The sequence AL share many subsequences, like quintuplets, with small RNAs coming from Rfam (Griffiths-Jones et al., 2005), a database containing information about noncoding RNA families and structured RNA molecules, like transfer RNA (tRNA).

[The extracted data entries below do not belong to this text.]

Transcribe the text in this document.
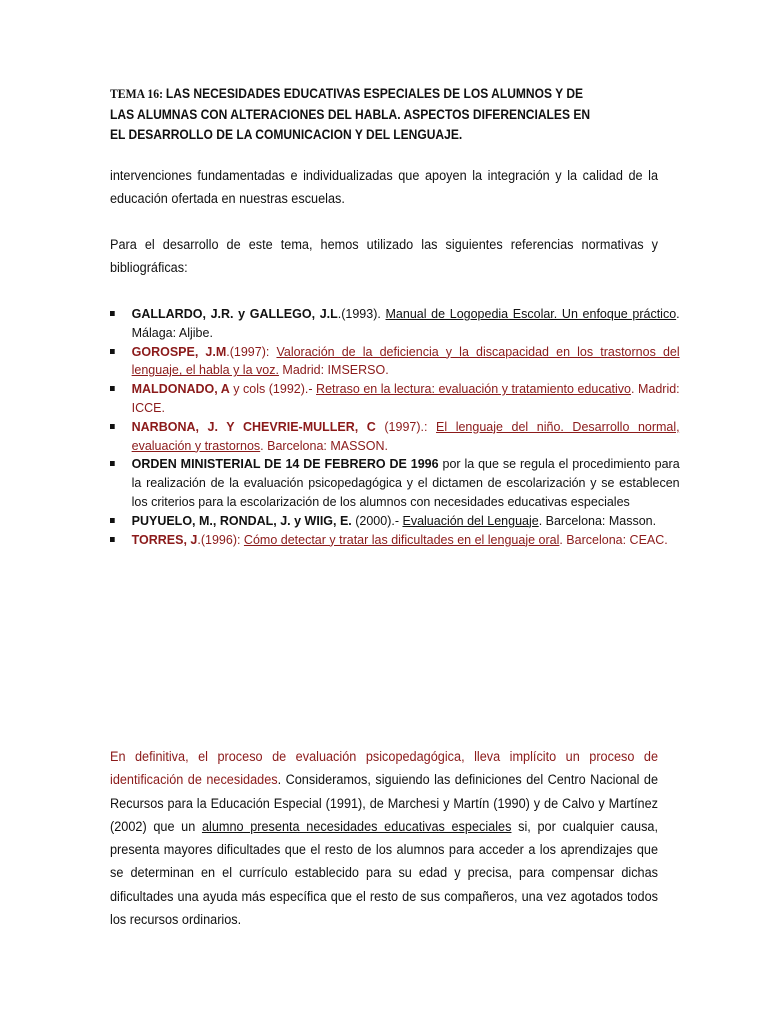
TEMA 16: LAS NECESIDADES EDUCATIVAS ESPECIALES DE LOS ALUMNOS Y DE LAS ALUMNAS CON ALTERACIONES DEL HABLA. ASPECTOS DIFERENCIALES EN EL DESARROLLO DE LA COMUNICACION Y DEL LENGUAJE.

intervenciones fundamentadas e individualizadas que apoyen la integración y la calidad de la educación ofertada en nuestras escuelas.

Para el desarrollo de este tema, hemos utilizado las siguientes referencias normativas y bibliográficas:

GALLARDO, J.R. y GALLEGO, J.L.(1993). Manual de Logopedia Escolar. Un enfoque práctico. Málaga: Aljibe.
GOROSPE, J.M.(1997): Valoración de la deficiencia y la discapacidad en los trastornos del lenguaje, el habla y la voz. Madrid: IMSERSO.
MALDONADO, A y cols (1992).- Retraso en la lectura: evaluación y tratamiento educativo. Madrid: ICCE.
NARBONA, J. Y CHEVRIE-MULLER, C (1997).: El lenguaje del niño. Desarrollo normal, evaluación y trastornos. Barcelona: MASSON.
ORDEN MINISTERIAL DE 14 DE FEBRERO DE 1996 por la que se regula el procedimiento para la realización de la evaluación psicopedagógica y el dictamen de escolarización y se establecen los criterios para la escolarización de los alumnos con necesidades educativas especiales
PUYUELO, M., RONDAL, J. y WIIG, E. (2000).- Evaluación del Lenguaje. Barcelona: Masson.
TORRES, J.(1996): Cómo detectar y tratar las dificultades en el lenguaje oral. Barcelona: CEAC.

En definitiva, el proceso de evaluación psicopedagógica, lleva implícito un proceso de identificación de necesidades. Consideramos, siguiendo las definiciones del Centro Nacional de Recursos para la Educación Especial (1991), de Marchesi y Martín (1990) y de Calvo y Martínez (2002) que un alumno presenta necesidades educativas especiales si, por cualquier causa, presenta mayores dificultades que el resto de los alumnos para acceder a los aprendizajes que se determinan en el currículo establecido para su edad y precisa, para compensar dichas dificultades una ayuda más específica que el resto de sus compañeros, una vez agotados todos los recursos ordinarios.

If we compare AL to the sequence of the circular RNA ciRs7, we find qualitative similarities, with 17/22 quintuplets passing the 5% upper threshold of significance (the 5%-threshold number of occurrences of a quintuplet in ciRs being equal to 129126/1024 + 1.6 x 11 = 144) of an unrandom frequency of common triplets (Figure 7.11). The occurrence numbers of the 22 successive quintuplets of AL inside the sequence ciRs7 of length 129126 have the following values, with the local maxima in red:

uucaa (Tψ-loop) 250 ucaag 154 caaga 146 aagau 163 agaug 163 gauga 122 augaa 211 ugaau 238 (articulation loop) gaaug 152 aaugg 145 auggu 156 (D-loop) uggua 120 gguac 62 guacu 90 uacug 143 acugc 129 cugcc 160 (anticodon-loop) ugcca 155 gccau 121 ccauu 198 cauuc 155 auuca 206.

The similarity between the function of circular RNAs, tRNAs and the sequence AL could come from the fact that they are all concerned by the protein synthesis, directly for the tRNAs and its ancestor AL, and indirectly, by inhibiting translational inhibitors as the microRNAs. This functional proximity could explain the frequent presence as relics of subsequences of AL inside the ciRs and tRNAs.

In the case of the tRNAs, the similitude concerns the conserved (inside and between species) bases of their loops (cf. Figure 7.12 and Alexander et al., 2010; Brown et al., 1986; Demongeot and Moreira, 2007; Shigi et al., 2002; Ueda et al., 1992; Yu et al., 2011), as well as of some particular tRNAs, such as where the ordered sequences of the loops is identical to AL except for two bases (Demongeot and Moreira, 2007).